Saturday, February 6, 2016

networking - Fighting Off Network Flooding



my website sometimes gets attacked by people. You can see such an attack at 18:00 and later on a bigger attack at 22:30. Basicly the servers network card gets flooded by incoming requests.



My machines is a dedicated quad core, 12GB ddr3, 4x SAS 15k RPM drives in RAID10 with CentOS5.6 64bit.




On this server I run Nginx as my webserver. During an attack I am unable to access my site because the whole network seems to be flooded. Once it stops, everything is back to normal, without the need to restart anything.



I have hardened my SYSCTL a little, see settings here: http://pastebin.com/eFfAcWkr
My IPTABLES config, its quite basic really. Only need port 80, 443, 21 and my SSH port open : http://pastebin.com/MsHSka08



My question is: What can I further do to fight off these kind of attacks? Also, is there a way for me to find out what kind of attack it was exactly?*



Green line is incoming data, blue one is outgoing data.




Network Attack


Answer



Welcome to the wonderful world of (Distributed) Denial of Service or DDoS. Short answer: talk to your ISP and ask them to help you filter out a DoS. Longer answer:



Since it sounds like your network is getting saturated, there is not a whole lot you can do with your network or systems to defend against these attacks -- their aim is to flood you with so much traffic your downstream bandwidth is clogged with junk. To fix this, you'll need to involve your ISP. If you're lucky, the attacks are simple DoS attacks with an identifiable, non-spoofed source address. Your ISP can apply filters to these pretty easily. If you're unlucky, the attacks are using spoofed source addresses and/or distributed amongst a botnet, making it much harder to filter (since there are a wide number of sources). There are still things your ISP can probably do, but they get a bit more complicated. To really defend yourself, you need to look at DDoS mitigation services like those offered by Arbor Networks, VeriSign, etc. Unfortunately, these tend to be quite expensive. Another option might be to look at deploying to a Content Distribution Network like Akamai (at the expensive end) or Cloudflare (at the free end, albeit Cloudflare isn't a full CDN).
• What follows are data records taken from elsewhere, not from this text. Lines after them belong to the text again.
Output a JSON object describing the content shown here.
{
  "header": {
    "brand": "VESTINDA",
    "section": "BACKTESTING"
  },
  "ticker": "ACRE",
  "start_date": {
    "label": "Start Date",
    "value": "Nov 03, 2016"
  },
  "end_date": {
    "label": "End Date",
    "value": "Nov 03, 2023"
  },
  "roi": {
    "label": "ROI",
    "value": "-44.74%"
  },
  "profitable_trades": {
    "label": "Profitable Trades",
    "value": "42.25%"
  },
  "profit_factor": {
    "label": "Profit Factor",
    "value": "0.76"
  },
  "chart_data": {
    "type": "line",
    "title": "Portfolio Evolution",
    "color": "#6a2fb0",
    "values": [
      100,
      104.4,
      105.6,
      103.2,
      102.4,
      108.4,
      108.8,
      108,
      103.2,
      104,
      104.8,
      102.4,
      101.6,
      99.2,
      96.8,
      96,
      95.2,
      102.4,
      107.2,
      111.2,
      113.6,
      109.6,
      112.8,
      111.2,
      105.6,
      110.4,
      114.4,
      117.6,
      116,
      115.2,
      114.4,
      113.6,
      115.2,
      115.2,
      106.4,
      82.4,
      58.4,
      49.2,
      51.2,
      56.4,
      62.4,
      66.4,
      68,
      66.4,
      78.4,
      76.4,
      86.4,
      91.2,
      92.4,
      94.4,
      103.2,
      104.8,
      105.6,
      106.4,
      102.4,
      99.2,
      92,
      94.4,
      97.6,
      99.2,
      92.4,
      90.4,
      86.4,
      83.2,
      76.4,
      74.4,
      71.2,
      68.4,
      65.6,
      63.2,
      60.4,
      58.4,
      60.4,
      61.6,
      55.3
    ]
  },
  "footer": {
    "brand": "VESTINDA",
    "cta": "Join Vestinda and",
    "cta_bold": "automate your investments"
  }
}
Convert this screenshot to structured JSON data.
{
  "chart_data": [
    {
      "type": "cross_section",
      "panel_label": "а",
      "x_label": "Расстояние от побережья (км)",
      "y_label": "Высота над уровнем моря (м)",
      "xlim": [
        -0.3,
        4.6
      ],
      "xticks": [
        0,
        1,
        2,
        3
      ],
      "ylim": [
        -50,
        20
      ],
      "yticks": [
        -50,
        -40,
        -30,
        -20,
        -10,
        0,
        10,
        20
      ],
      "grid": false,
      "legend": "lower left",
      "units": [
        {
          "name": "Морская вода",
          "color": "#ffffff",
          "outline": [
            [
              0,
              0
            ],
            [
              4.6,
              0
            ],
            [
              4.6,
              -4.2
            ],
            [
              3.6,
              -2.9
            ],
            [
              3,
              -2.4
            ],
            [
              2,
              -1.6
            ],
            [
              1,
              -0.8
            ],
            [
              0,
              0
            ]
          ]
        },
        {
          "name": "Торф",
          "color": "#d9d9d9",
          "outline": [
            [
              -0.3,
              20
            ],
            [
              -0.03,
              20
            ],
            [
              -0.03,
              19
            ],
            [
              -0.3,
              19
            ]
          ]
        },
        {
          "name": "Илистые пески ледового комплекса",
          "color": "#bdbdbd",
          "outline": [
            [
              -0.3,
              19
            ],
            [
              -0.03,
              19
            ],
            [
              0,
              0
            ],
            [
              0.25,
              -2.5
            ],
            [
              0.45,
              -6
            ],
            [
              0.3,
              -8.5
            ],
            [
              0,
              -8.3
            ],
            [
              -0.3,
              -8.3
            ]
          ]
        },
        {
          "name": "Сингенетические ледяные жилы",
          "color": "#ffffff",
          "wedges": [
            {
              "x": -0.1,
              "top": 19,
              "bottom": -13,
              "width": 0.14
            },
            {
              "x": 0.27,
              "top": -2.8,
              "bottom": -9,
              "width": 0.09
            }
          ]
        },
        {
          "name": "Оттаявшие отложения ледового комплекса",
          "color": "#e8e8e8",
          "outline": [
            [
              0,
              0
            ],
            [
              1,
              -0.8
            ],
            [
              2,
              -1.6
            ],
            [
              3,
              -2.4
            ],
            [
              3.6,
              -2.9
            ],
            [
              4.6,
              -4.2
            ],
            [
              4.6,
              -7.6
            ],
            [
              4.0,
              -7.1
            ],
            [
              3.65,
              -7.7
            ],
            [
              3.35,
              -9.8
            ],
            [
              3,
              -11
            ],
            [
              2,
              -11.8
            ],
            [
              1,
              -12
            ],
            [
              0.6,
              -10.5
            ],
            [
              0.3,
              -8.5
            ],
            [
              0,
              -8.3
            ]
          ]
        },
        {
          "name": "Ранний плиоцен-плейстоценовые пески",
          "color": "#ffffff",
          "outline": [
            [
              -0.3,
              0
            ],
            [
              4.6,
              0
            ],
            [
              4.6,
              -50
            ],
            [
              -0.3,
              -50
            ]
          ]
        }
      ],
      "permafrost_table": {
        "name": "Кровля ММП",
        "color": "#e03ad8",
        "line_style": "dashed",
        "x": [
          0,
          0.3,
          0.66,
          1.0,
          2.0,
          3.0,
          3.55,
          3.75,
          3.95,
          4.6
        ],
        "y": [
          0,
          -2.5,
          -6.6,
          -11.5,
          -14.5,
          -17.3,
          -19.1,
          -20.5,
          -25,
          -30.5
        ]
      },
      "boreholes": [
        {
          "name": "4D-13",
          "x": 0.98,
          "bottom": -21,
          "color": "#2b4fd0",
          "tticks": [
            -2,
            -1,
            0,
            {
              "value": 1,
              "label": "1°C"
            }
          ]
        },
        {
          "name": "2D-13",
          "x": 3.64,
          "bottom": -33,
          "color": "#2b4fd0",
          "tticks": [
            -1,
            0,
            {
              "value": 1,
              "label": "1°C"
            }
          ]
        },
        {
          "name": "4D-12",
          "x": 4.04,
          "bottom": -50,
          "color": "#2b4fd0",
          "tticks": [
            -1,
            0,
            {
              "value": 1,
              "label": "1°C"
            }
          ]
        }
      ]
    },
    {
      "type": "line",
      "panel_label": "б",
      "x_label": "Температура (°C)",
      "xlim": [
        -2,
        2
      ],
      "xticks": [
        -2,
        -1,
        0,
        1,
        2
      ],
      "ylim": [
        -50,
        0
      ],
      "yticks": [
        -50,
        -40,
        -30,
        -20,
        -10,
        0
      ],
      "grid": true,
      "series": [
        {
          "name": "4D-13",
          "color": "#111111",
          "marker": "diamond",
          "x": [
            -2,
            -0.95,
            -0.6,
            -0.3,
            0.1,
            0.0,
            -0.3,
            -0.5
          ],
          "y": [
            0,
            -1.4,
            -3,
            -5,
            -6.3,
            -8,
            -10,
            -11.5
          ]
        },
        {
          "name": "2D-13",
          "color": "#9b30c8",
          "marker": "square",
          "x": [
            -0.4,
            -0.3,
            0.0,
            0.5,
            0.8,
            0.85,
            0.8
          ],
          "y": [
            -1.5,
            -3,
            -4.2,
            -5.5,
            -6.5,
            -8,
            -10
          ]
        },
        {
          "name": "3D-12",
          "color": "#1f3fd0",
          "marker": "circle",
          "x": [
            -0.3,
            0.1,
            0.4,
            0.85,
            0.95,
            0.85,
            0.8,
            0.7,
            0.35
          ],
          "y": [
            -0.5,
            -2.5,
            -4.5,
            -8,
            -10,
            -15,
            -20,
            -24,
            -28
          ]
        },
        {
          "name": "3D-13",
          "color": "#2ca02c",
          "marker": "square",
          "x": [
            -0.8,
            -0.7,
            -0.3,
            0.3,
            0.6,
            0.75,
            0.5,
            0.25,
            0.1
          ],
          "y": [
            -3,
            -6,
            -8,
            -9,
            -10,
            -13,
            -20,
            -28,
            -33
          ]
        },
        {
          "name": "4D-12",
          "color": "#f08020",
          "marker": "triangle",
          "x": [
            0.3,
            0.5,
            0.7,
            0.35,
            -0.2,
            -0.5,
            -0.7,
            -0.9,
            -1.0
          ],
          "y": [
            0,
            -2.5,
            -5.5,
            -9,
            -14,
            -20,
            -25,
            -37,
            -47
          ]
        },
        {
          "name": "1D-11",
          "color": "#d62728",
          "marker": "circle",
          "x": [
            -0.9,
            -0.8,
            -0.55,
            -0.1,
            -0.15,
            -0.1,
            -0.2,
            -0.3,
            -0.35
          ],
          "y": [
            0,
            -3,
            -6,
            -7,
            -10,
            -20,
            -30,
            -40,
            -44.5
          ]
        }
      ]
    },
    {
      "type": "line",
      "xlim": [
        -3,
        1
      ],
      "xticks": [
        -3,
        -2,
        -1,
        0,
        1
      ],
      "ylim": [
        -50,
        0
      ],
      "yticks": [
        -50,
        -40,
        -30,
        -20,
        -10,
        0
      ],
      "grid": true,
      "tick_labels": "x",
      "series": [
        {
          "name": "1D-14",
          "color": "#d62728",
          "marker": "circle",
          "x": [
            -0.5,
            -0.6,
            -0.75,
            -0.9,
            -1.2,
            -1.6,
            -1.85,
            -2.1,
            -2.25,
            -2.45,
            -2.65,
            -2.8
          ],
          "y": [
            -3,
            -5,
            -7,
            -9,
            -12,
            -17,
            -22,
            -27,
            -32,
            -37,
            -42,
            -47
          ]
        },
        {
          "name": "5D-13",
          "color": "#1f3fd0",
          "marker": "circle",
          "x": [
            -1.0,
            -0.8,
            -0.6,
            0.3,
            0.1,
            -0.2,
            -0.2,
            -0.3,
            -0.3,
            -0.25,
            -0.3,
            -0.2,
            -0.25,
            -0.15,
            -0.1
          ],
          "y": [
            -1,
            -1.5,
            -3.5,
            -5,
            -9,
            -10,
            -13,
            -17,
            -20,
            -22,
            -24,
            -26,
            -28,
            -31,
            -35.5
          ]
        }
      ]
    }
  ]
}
As for figuring out what kind of attack it is, you can probably get a clue from the traffic itself. Run tcpdump or equivalent and see what sort of packets you're getting. It could be anything from ICMP (e.g., ping floods) to UDP (e.g., a DNS amplification attack) to TCP (syn flooding). Based on the traffic though, I'd bet on a simple stateless flood attack (i.e., ICMP or UDP). This is actually fortunate since a higher level attack, e.g., a bunch of zombies from a botnet flooding HTTP requests to port 80 or 443, is much harder to deal with.